Tom Walker/Washington Bureau Chief
Washington D.C., Nov. 29 - The government's strategy for fighting bird flu includes doing everything possible to keep it from becoming a pandemic in the first place.
President George W. Bush has said, "The best way to deal with it is to isolate and contain it in the region in which it begins."
In case that fails, Congress is working up a $7 billion plan to encourage production of potentially life saving vaccines.
But critics are now taking aim at a part of the plan they say would also give drug makers sweeping new protection from lawsuits, protection they say goes beyond bird flu.
"A couple of cases of measles could be considered an epidemic that then would be covered under this legislation." Barbara Loe Fisher runs the watch-dog group National Vaccine Information Center that she founded after her son developed learning disabilities she believes were related to childhood vaccine.
She and other critics of the pharmaceutical industry, including Indiana Congressman Dan Burton, are gearing up to oppose the liability provisions.
President Bush and others say the number of makers of vaccine has plunged, largely because of fear of lawsuits. And they argue that without protection companies won't make the drugs.
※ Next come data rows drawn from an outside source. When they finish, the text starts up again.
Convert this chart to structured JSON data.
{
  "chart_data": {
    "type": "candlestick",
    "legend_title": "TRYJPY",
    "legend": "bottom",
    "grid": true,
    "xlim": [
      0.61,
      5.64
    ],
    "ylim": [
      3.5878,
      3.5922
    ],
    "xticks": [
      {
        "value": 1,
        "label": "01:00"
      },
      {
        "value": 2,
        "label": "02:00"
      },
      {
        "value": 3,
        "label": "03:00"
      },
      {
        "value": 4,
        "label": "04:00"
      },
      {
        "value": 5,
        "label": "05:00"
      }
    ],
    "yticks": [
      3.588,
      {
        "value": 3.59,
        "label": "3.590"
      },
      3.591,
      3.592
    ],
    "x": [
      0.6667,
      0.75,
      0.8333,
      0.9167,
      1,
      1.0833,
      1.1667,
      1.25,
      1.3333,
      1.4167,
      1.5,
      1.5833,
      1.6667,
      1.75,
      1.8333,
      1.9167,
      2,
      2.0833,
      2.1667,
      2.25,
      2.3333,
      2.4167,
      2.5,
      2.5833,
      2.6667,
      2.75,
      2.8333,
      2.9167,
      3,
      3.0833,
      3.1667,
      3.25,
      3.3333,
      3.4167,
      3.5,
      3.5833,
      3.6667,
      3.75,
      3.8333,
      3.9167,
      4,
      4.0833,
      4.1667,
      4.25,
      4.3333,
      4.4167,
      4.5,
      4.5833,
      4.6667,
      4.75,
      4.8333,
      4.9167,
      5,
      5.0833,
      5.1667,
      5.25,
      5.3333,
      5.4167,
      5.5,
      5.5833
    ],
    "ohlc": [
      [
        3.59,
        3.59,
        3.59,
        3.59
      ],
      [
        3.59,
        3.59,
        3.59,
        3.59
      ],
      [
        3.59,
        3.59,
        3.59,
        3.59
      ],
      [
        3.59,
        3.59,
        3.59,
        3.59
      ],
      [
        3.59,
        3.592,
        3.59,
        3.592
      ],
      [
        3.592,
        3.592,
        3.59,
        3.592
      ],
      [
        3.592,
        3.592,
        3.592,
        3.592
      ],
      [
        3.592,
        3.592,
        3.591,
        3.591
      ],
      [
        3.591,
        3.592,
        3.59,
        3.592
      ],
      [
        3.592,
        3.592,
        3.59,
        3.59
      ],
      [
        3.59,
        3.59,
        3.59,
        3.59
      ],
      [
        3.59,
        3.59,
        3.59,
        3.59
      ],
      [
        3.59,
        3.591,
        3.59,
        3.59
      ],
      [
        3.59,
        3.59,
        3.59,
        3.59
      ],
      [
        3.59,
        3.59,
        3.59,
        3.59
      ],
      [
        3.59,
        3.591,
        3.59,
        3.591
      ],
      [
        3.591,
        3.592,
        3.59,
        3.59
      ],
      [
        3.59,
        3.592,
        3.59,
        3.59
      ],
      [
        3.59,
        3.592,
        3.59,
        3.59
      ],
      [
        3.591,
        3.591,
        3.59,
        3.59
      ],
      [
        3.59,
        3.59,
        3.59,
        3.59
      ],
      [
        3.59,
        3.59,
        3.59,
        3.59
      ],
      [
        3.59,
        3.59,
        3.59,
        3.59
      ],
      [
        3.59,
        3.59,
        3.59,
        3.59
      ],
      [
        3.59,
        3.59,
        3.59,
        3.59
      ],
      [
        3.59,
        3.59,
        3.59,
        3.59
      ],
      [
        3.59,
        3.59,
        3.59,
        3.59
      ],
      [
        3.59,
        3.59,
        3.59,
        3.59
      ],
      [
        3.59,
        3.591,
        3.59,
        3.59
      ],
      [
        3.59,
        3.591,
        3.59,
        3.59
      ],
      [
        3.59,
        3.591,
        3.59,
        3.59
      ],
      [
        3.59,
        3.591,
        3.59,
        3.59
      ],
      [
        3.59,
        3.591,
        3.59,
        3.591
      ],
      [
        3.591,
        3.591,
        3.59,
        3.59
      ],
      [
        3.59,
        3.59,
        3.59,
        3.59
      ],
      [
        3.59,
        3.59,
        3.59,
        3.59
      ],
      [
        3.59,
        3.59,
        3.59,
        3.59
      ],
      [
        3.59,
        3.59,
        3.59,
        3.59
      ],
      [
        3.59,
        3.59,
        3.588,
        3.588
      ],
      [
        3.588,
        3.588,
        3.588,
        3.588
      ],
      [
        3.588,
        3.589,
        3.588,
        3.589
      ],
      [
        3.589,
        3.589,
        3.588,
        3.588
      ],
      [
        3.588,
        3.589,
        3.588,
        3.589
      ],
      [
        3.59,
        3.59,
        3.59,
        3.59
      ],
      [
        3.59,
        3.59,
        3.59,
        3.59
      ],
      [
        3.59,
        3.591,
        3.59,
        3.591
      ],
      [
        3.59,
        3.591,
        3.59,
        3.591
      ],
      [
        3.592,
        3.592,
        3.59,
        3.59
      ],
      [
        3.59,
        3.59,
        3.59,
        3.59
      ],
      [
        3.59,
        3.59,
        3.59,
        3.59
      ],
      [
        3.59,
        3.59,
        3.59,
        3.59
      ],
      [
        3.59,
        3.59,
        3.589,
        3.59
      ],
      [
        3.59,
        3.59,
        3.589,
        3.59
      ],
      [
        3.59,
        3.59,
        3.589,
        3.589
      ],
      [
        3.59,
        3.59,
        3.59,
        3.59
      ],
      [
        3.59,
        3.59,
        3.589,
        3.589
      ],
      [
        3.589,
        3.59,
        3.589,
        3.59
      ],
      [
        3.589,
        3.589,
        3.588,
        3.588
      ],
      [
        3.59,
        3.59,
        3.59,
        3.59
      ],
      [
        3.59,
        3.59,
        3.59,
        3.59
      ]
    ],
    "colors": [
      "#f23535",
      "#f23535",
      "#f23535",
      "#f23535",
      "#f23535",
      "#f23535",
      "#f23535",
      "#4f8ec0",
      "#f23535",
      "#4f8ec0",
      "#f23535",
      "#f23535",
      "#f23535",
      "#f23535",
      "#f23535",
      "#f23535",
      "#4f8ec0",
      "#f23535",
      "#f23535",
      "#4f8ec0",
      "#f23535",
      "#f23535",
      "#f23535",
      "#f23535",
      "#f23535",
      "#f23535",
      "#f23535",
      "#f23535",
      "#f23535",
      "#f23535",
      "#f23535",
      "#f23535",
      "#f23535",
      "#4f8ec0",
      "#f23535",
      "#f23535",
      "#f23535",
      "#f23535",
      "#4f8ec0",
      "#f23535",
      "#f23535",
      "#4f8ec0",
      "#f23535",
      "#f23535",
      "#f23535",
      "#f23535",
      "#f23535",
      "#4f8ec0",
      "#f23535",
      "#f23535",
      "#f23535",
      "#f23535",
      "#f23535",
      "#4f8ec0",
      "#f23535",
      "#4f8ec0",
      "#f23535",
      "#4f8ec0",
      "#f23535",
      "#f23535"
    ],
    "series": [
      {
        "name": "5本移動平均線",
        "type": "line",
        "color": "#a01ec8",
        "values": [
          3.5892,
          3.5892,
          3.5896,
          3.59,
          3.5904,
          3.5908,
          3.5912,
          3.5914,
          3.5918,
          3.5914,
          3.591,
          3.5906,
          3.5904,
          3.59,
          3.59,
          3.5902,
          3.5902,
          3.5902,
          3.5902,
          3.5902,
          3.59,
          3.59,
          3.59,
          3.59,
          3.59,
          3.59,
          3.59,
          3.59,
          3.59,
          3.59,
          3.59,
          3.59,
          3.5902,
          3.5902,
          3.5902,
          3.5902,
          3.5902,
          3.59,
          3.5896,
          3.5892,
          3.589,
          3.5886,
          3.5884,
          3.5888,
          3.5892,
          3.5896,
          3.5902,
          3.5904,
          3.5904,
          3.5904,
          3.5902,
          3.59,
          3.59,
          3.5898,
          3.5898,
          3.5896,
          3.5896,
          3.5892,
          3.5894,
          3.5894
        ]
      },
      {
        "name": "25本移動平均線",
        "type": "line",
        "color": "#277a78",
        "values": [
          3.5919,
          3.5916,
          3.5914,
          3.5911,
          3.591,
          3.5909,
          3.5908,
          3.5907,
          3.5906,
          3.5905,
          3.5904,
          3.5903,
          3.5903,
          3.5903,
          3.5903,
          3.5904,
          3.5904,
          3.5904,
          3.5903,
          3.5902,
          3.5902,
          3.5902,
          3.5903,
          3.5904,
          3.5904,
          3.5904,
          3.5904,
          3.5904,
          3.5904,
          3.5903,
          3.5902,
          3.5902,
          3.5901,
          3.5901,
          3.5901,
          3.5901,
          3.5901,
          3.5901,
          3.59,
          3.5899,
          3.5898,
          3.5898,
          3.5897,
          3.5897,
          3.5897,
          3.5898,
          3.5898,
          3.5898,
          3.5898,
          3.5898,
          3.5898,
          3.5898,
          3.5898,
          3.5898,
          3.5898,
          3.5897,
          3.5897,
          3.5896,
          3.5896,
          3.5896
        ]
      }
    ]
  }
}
But there is growing opposition from groups, including the politically powerful Association of Trial Lawyers, that say
fear of pandemic should not close the courthouse door to those injured.
"Certainly when it happens to you or to a loved one," says Fisher, "when you're the one that gets hurt, things look very different."
This is shaping up as a bitter struggle that could have an impact on drug makers like Eli Lilly and Company that don't make vaccines, but could be ramping up production of other medicines that might be needed in a bird flu pandemic.
Legislation drafted by Republicans would only allow lawsuits against makers of pandemic vaccines if there were willful misconduct.